Another major concern is that communication is being blocked. The internet and cell phone networks in some regions were shut down, whilst movement is being curtailed by closing down public transport in targeted areas. Pro-government agents, including members of the police, have damaged private and public property, including universities and libraries.

“As South Africans, we have experienced state-enforced racism and segregation under apartheid; it is therefore extremely disturbing to witness the rise of fascism and apartheid in India, which has long been a beacon of secular democratic values, such as tolerance and diversity. We have recently seen the devastation inflicted on the Rohingya minority in Myanmar as a result of state-sanctioned ethnic cleansing. Countries, including Rwanda, Burundi and Serbia Herzegovina, are still recovering from genocides that were initiated by fascist-racist regimes,” said the organisation.

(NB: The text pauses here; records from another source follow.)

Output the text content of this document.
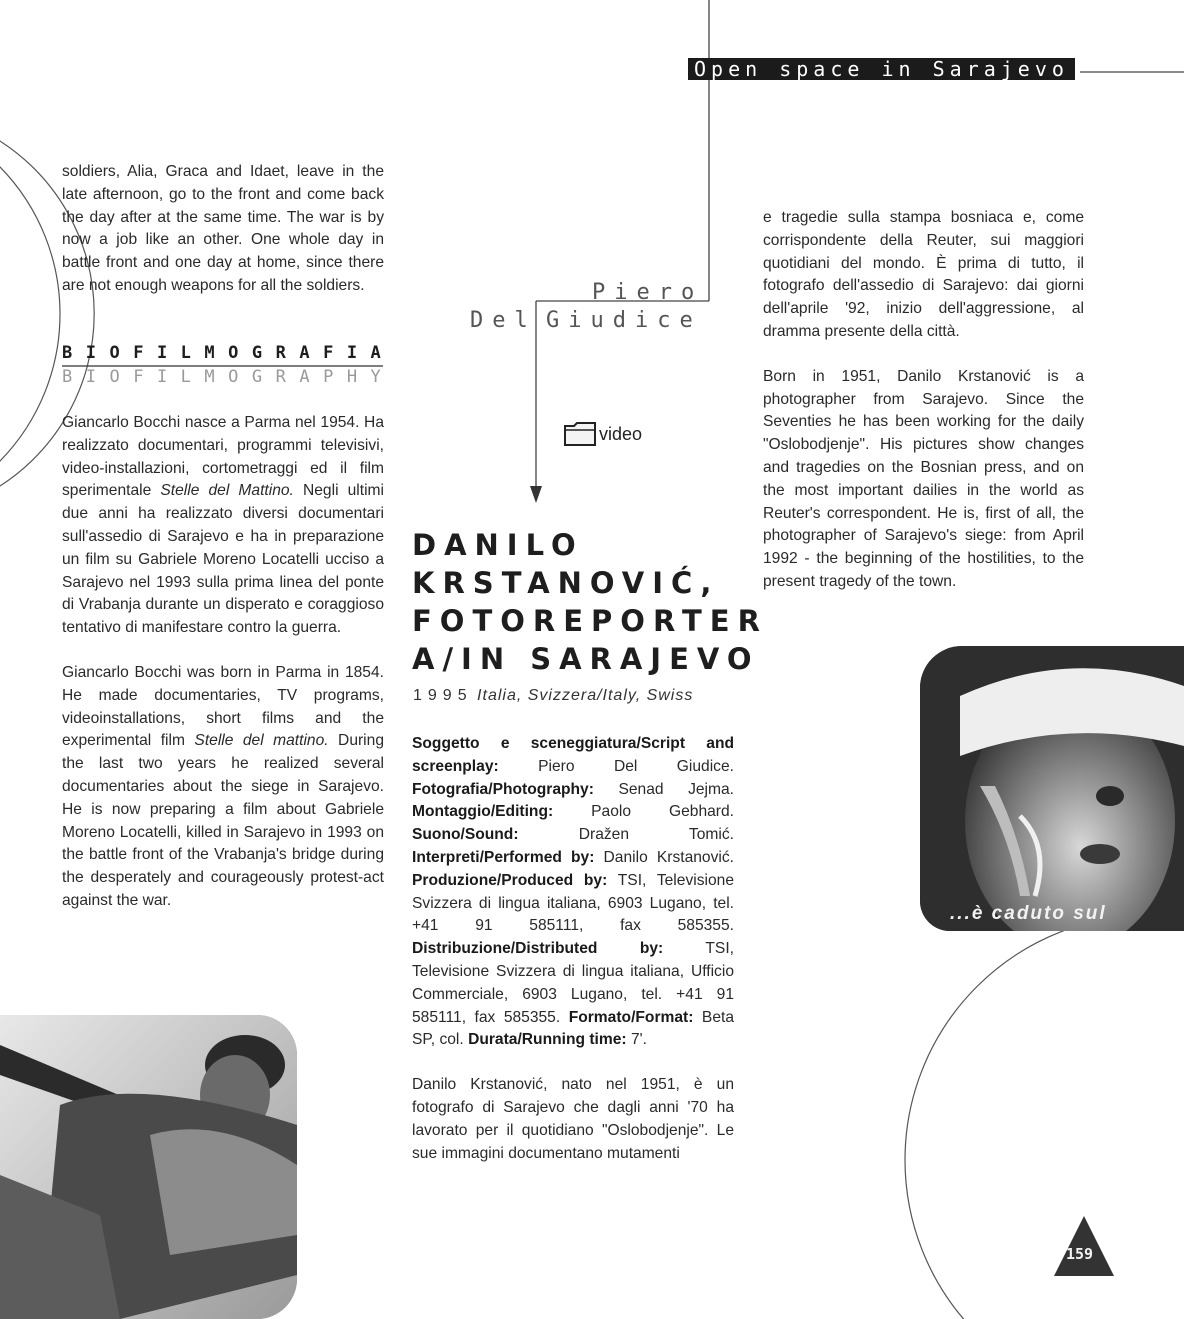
Open space in Sarajevo

soldiers, Alia, Graca and Idaet, leave in the late afternoon, go to the front and come back the day after at the same time. The war is by now a job like an other. One whole day in battle front and one day at home, since there are not enough weapons for all the soldiers.

BIOFILMOGRAFIA
BIOFILMOGRAPHY

Giancarlo Bocchi nasce a Parma nel 1954. Ha realizzato documentari, programmi televisivi, video-installazioni, cortometraggi ed il film sperimentale Stelle del Mattino. Negli ultimi due anni ha realizzato diversi documentari sull'assedio di Sarajevo e ha in preparazione un film su Gabriele Moreno Locatelli ucciso a Sarajevo nel 1993 sulla prima linea del ponte di Vrabanja durante un disperato e coraggioso tentativo di manifestare contro la guerra.

Giancarlo Bocchi was born in Parma in 1854. He made documentaries, TV programs, videoinstallations, short films and the experimental film Stelle del mattino. During the last two years he realized several documentaries about the siege in Sarajevo. He is now preparing a film about Gabriele Moreno Locatelli, killed in Sarajevo in 1993 on the battle front of the Vrabanja's bridge during the desperately and courageously protest-act against the war.

Piero
Del Giudice
video
DANILO
KRSTANOVIĆ,
FOTOREPORTER
A/IN SARAJEVO
1995 Italia, Svizzera/Italy, Swiss

Soggetto e sceneggiatura/Script and screenplay: Piero Del Giudice. Fotografia/Photography: Senad Jejma. Montaggio/Editing: Paolo Gebhard. Suono/Sound: Dražen Tomić. Interpreti/Performed by: Danilo Krstanović. Produzione/Produced by: TSI, Televisione Svizzera di lingua italiana, 6903 Lugano, tel. +41 91 585111, fax 585355. Distribuzione/Distributed by: TSI, Televisione Svizzera di lingua italiana, Ufficio Commerciale, 6903 Lugano, tel. +41 91 585111, fax 585355. Formato/Format: Beta SP, col. Durata/Running time: 7'.

Danilo Krstanović, nato nel 1951, è un fotografo di Sarajevo che dagli anni '70 ha lavorato per il quotidiano "Oslobodjenje". Le sue immagini documentano mutamenti

e tragedie sulla stampa bosniaca e, come corrispondente della Reuter, sui maggiori quotidiani del mondo. È prima di tutto, il fotografo dell'assedio di Sarajevo: dai giorni dell'aprile '92, inizio dell'aggressione, al dramma presente della città.

Born in 1951, Danilo Krstanović is a photographer from Sarajevo. Since the Seventies he has been working for the daily "Oslobodjenje". His pictures show changes and tragedies on the Bosnian press, and on the most important dailies in the world as Reuter's correspondent. He is, first of all, the photographer of Sarajevo's siege: from April 1992 - the beginning of the hostilities, to the present tragedy of the town.

...è caduto sul
159
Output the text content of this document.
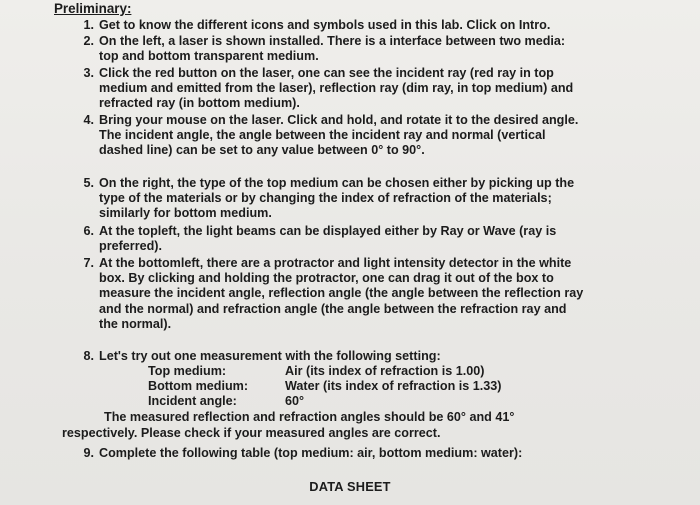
Preliminary:
1. Get to know the different icons and symbols used in this lab. Click on Intro.
2. On the left, a laser is shown installed. There is a interface between two media:
top and bottom transparent medium.
3. Click the red button on the laser, one can see the incident ray (red ray in top
medium and emitted from the laser), reflection ray (dim ray, in top medium) and
refracted ray (in bottom medium).
4. Bring your mouse on the laser. Click and hold, and rotate it to the desired angle.
The incident angle, the angle between the incident ray and normal (vertical
dashed line) can be set to any value between 0° to 90°.
5. On the right, the type of the top medium can be chosen either by picking up the
type of the materials or by changing the index of refraction of the materials;
similarly for bottom medium.
6. At the topleft, the light beams can be displayed either by Ray or Wave (ray is
preferred).
7. At the bottomleft, there are a protractor and light intensity detector in the white
box. By clicking and holding the protractor, one can drag it out of the box to
measure the incident angle, reflection angle (the angle between the reflection ray
and the normal) and refraction angle (the angle between the refraction ray and
the normal).
8. Let's try out one measurement with the following setting:
9. Complete the following table (top medium: air, bottom medium: water):
Top medium:	Air (its index of refraction is 1.00)
Bottom medium:	Water (its index of refraction is 1.33)
Incident angle:	60°
The measured reflection and refraction angles should be 60° and 41°
respectively. Please check if your measured angles are correct.
DATA SHEET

“People Against Apartheid and Fascism believes that India’s ruling party is pursuing the same path as these countries. We also see parallels between the rise of fascism in India and the rise of Nazism in Germany before World War II. The outcomes of religious and ethno-nationalism are likely to be ethnic cleansing and genocide. India can ill afford to relive the trauma of the partition. As citizens who embrace the Universal Declaration of Human Rights, we need to take a collective and decisive stand and say #NeverAgain.”

As a member of BRICS and as a nation that is making a slow recovery from apartheid and state repression, South Africa has a moral obligation to take a position on the crisis in India,” said the group.

“As South Africans, we have many cultural and historic ties to the sub-continent and our concerns are raised in the interest of our strong economic and cultural links to India. We should also speak up to prevent a catastrophe of unprecedented proportions. With a population of 1,3 billion people, the Indian government is likely to set off a full-scale genocide.”

The organisation will host a protest soon and aims to build a broad coalition that can lobby and petition national and international governments to persuade India “to abandon its fascist ambitions”.